Variance of Age Diagnosed with PD Between Sexes Permutation Test
The two-sample simulated permutation test gives a Dobs of 85.54 which you can see above as the blue line in Figure 5, and a corresponding p-val of around 0.003. We can then reject \(H_0\) at the .05 level. We can then conclude with this test that we have significant evidence to suggest that the variance for when women are diagnosed with PD is greater than it is for men.
We were largely interested in testing if there is differences between the age that women and men were likely to be diagnosed with PD. Our testing showed that we did not have enough evidence to suggest anything on that front. We were then interested if there was any difference in the variance that either gender was diagnosed. Using a Siegel Tukey test with an \(\alpha\) of .05 resulted where we were able to find that the variance in what age women get diagnosed is greater than men, and this was then confirmed with another two-sample one-sided permutation test.

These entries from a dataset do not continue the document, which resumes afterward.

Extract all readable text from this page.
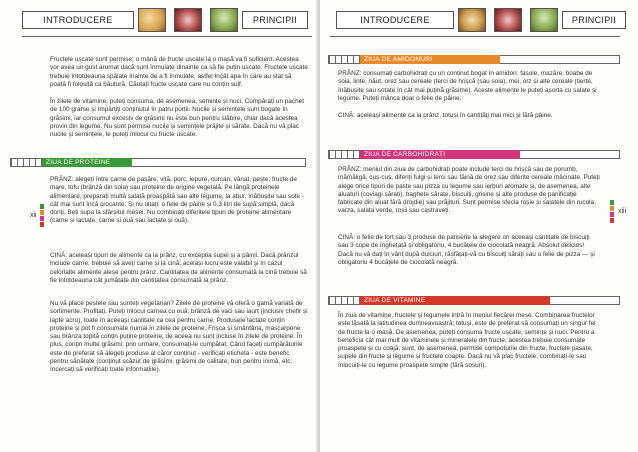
INTRODUCERE	PRINCIPII
Fructele uscate sunt permise; o mână de fructe uscate la o masă va fi suficient. Acestea vor avea un gust aromat dacă sunt înmuiate dinainte ca să fie puțin uscate. Fructele uscate trebuie întotdeauna spălate înainte de a fi înmuiate, astfel încât apa în care au stat să poată fi folosită ca băutură. Căutați fructe uscate care nu conțin sulf.
În zilele de vitamine, puteți consuma, de asemenea, semințe și nuci. Cumpărați un pachet de 100 grame și împărțiți conținutul în patru porții. Nucile și semințele sunt bogate în grăsimi, iar consumul excesiv de grăsimi nu este bun pentru slăbire, chiar dacă acestea provin din legume. Nu sunt permise nucile și semințele prăjite și sărate. Dacă nu vă plac nucile și semințele, le puteți înlocui cu fructe uscate.
ZIUA DE PROTEINE
PRÂNZ: alegeți între carne de pasăre, vită, porc, iepure, curcan, vânat, pește, fructe de mare, tofu (brânză din soia) sau proteine de origine vegetală. Pe lângă proteinele alimentare, preparați multă salată proaspătă sau alte legume, la abur, înăbușite sau sote - cât mai sunt încă crocante. Și nu uitați: o felie de pâine și 0,3 litri de supă simplă, dacă doriți. Beți supa la sfârșitul mesei. Nu combinați diferitele tipuri de proteine alimentare (carne și lactate, carne și ouă sau lactate și ouă).
CINĂ: aceleași tipuri de alimente ca la prânz, cu excepția supei și a pâinii. Dacă prânzul include carne, trebuie să aveți carne și la cină; același lucru este valabil și în cazul celorlalte alimente alese pentru prânz. Cantitatea de alimente consumată la cină trebuie să fie întotdeauna cât jumătate din cantitatea consumată la prânz.
Nu vă place peștele sau sunteți vegetarian? Zilele de proteine vă oferă o gamă variată de sortimente. Profitați. Puteți înlocui carnea cu ouă, brânză de vaci sau iaurt (inclusiv chefir și lapte acru), toate în aceeași cantitate ca cea pentru carne. Produsele lactate conțin proteine și pot fi consumate numai în zilele de proteine. Frișca și smântâna, mascarpone sau brânza topită conțin puține proteine, de aceea nu sunt incluse în zilele de proteine. În plus, conțin multe grăsimi; prin urmare, consumați-le cumpătat. Când faceți cumpărăturile este de preferat să alegeți produse al căror conținut - verificați eticheta - este benefic pentru sănătate (conținut scăzut de grăsimi, grăsimi de calitate, bun pentru inimă, etc; încercați să verificați toate informațiile).
xii
INTRODUCERE	PRINCIPII
ZIUA DE AMIDONURI
PRÂNZ: consumați carbohidrați cu un conținut bogat în amidon: fasole, mazăre, boabe de soia, linte, năut, orez sau cereale (terci de hrișcă (sau soia), mei, orz și alte cereale (tierte, înăbușite sau sotate în cât mai puțină grăsime). Aceste alimente le puteți asorta cu salate și legume. Puteți mânca doar o felie de pâine.
CINĂ: aceleași alimente ca la prânz, totuși în cantități mai mici și fără pâine.
ZIUA DE CARBOHIDRAȚI
PRÂNZ: meniul din ziua de carbohidrați poate include terci de hrișcă sau de porumb, mămăligă, cuș-cuș, diferiți fulgi și terci sau făină de orez sau diferite cereale măcinate. Puteți alege orice tipuri de paste sau pizza cu legume sau ierburi aromate și, de asemenea, alte aluaturi (coviagi sărați), baghete sărate, biscuiți, grisine și alte produse de panificație fabricate din aluat fără drojdie) sau prăjituri. Sunt permise sfecla roșie și salatele din rucola, varza, salata verde, roșii sau castraveți.
CINĂ: o felie de tort sau 3 produse de patiserie la alegere ori aceeași cantitate de biscuiți sau 3 cupe de înghețată și obligatoriu, 4 bucățele de ciocolată neagră. Absolut delicios! Dacă nu vă dați în vânt după dulciuri, răsfățați-vă cu biscuiți sărați sau o felie de pizza — și obligatoriu 4 bucățele de ciocolată neagră.
ZIUA DE VITAMINE
În ziua de vitamine, fructele și legumele intră în meniul fiecărei mese. Combinarea fructelor este lăsată la latitudinea dumneavoastră; totuși, este de preferat să consumați un singur fel de fructe la o masă. De asemenea, puteți consuma fructe uscate, semințe și nuci. Pentru a beneficia cât mai mult de vitaminele și mineralele din fructe, acestea trebuie consumate proaspete și cu coajă; sunt, de asemenea, permise compoturile din fructe, fructele pasate, supele din fructe și legume și fructele coapte. Dacă nu vă plac fructele, combinați-le sau înlocuiți-le cu legume proaspete simple (fără sosuri).
xiii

Our last interests were testing what variables between patients with PD to those without were statistically different. Flo was found to be the only variable that was statistically different for mean, variance, and median. This indicates that Flo is the best variable in determining whether a patient is diagnosed with PD or not. Further evidence to show that Flo is the best indicator of PD, is that there was not one other variable to test statistically different for more than one test between mean, variance, and median. We also found that logistic regression was a fairly effective way to predict PD using the variables Fo, average Jitter, average Shimmer, and NHR. In the end, we were able to find some interesting background knowledge on the diagnosis of patients with PD and concluded with finding the variable Flo to the best in diagnosing patients with PD.